Thursday, February 11, 2010

Bureaucrats Cover Bag Man’s Costs

by Dave Felice

By paying $30,000, Denver Parks and Recreation (DPR) is enabling entrepreneur Bill Airy to recover part of his speculative investment in an ill-fated park advertising scheme.

After his proposal to install hundreds of dog waste bag dispensers with advertising signs in city parks was rejected, Airy claimed he had a contract which the City had breached. Airy, whose veracity came into question during the deal-making, never produced a contract for anyone to see. But prior to widespread community uprising against the scheme, Parks and Recreation staff had promoted his plan to be implemented in “15 parks” during the month of June 2009.



The legal principle of Promissory Estoppal can, in some circumstances, provide relief where no contract exists but a party “acts in reliance upon a promise”. Promissory Estoppal describes the condition where one party makes a promise to another, but there is no enforceable contract. Under this theory, Airy probably had a legitimate claim against the City. Those City employees who made the promise would most likely be identified publicly and have been fired or disciplined.

In spite of significant public opposition and apparently with the intent to hold the City to its word, Airy purchased dispensers and waste bags. He also bought a hybrid car upon which he pasted the Parks and Recreation Department logo. He can still use the Prius but, despite the claim that he was going to take his dispenser advertising scheme to many other cities, Airy is going back to original business of offering to manipulate credit scores for his clients.

In the mean time, having heard the hundreds of loud complaints about Airy's plan from Denver citizens and neighborhood organizations, DPR put permanent a halt the Poo Free waste bag dispenser proposal. In its place Parks and Recreation seemed to be adopting and implementing an alternative proposal from Denver's Inter-Neighborhood Cooperation to install simple plastic dispensers that could easily be restocked by citizens.

Most of these dispensers were already in pace and were being restocked by the public with recycled bags at no cost to the City. Then, in late January, there were reports that the City had purchased Poo Free's inventory of dispensers and bags for $30,000.

DPR Marketing Manager Jill McGranahan, was widely quoted in the media as an enthusiastic supporter of Airy.
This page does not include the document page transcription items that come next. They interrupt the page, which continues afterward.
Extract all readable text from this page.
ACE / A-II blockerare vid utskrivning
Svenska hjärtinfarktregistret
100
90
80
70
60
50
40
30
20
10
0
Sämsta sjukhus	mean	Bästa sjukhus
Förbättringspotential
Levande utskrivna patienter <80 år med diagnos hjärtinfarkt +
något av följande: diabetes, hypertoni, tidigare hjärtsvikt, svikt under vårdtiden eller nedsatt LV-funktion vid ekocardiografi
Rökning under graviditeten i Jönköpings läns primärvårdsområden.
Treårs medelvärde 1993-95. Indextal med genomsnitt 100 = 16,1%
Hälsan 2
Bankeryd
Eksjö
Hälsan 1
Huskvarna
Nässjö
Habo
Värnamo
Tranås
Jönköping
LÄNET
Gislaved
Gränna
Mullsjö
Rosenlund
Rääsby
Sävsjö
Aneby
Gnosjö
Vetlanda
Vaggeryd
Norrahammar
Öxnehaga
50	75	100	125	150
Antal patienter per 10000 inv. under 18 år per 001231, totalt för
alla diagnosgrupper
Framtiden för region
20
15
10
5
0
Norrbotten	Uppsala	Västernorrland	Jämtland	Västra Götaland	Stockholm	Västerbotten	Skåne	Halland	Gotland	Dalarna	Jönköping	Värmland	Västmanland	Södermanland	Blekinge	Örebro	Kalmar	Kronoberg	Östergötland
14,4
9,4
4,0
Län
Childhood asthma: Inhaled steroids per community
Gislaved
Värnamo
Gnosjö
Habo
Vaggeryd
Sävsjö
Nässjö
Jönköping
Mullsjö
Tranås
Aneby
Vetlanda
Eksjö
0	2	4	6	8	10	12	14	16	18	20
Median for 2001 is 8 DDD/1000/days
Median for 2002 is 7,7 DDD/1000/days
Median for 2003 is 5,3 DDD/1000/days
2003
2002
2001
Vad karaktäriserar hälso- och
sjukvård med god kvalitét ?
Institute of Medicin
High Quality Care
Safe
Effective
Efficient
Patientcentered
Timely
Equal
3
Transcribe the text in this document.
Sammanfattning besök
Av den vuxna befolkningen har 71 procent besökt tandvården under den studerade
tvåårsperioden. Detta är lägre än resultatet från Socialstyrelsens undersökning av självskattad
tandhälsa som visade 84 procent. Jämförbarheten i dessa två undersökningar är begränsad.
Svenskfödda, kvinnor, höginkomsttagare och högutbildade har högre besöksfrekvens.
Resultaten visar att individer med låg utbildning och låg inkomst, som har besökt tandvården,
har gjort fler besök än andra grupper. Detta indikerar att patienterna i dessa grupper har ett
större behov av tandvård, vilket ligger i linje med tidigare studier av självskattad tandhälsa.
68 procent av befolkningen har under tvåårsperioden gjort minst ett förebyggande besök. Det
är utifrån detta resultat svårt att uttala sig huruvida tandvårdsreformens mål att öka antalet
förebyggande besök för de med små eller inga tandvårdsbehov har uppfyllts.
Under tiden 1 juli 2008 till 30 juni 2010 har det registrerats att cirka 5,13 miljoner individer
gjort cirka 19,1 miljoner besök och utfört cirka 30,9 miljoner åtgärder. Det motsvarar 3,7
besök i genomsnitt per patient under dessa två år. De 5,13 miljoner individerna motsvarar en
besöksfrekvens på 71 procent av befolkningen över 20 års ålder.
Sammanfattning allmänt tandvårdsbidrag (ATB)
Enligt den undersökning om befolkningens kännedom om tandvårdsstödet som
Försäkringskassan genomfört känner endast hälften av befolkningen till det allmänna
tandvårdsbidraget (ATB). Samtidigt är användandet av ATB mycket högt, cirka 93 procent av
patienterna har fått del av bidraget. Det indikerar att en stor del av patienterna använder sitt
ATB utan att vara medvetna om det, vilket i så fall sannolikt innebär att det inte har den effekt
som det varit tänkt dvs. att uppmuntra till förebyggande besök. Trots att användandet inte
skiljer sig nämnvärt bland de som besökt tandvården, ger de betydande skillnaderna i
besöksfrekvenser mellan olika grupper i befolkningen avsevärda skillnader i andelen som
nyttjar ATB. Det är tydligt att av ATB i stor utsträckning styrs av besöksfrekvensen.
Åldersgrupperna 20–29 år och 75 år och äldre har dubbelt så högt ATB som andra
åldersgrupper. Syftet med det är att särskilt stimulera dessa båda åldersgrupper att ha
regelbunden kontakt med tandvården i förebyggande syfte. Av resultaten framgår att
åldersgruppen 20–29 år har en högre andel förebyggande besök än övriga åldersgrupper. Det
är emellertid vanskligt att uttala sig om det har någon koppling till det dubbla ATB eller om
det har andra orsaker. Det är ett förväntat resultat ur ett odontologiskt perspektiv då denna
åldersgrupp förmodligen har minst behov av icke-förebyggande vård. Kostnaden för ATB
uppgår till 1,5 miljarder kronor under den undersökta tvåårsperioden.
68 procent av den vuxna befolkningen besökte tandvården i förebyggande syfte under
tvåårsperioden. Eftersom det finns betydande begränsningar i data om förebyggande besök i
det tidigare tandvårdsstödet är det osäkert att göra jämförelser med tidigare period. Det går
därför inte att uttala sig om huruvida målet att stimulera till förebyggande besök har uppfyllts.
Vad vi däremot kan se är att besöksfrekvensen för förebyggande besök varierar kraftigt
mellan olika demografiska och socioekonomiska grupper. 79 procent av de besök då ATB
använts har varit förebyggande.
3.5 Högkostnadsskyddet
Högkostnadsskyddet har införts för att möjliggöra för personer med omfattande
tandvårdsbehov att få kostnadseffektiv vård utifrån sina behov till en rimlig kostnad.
She told those who inquired that the City couldn't pass up a bargain on purchasing the waste collection bags. There was a budget of $30,000 for dog waste bags anyway, she said, and getting inventory for less than Airy had paid $35,000 was a boon for the taxpayers. This deal then constituted a purchase, not a legal settlement.

McGranahan says Airy told her he was ready to sell the bag inventory when he abandoned plans to take the advertising dispenser scheme to other cities.

McGranahan doesn’t explain how much of this $30,000 purchase was for bags and how much was for dispensers. There was, in 2007, a $30,000 budget for dog waste bags. Because DPR didn’t provide a cost analysis to the public, isn't known if expenditures had been cut for the more austere 2010 budget year. However, there are questions about why the City would decide to buy these fancy dispensers of unknown quantity and which require the ongoing purchase of waste collection bags beyond the first year.

Nobody in DPR identifies the source of the money paid to Airy at a time departmental budgets are being cut and employees are being furloughed.

Unless some honest City employee is willing to come forward and tell the full story, it’s possible the public will never know all the facts. While the administration of Mayor John Wright Hickenlooper promises transparency, the concept apparently is based on convenience, and full disclosure is inconvenient in this instance.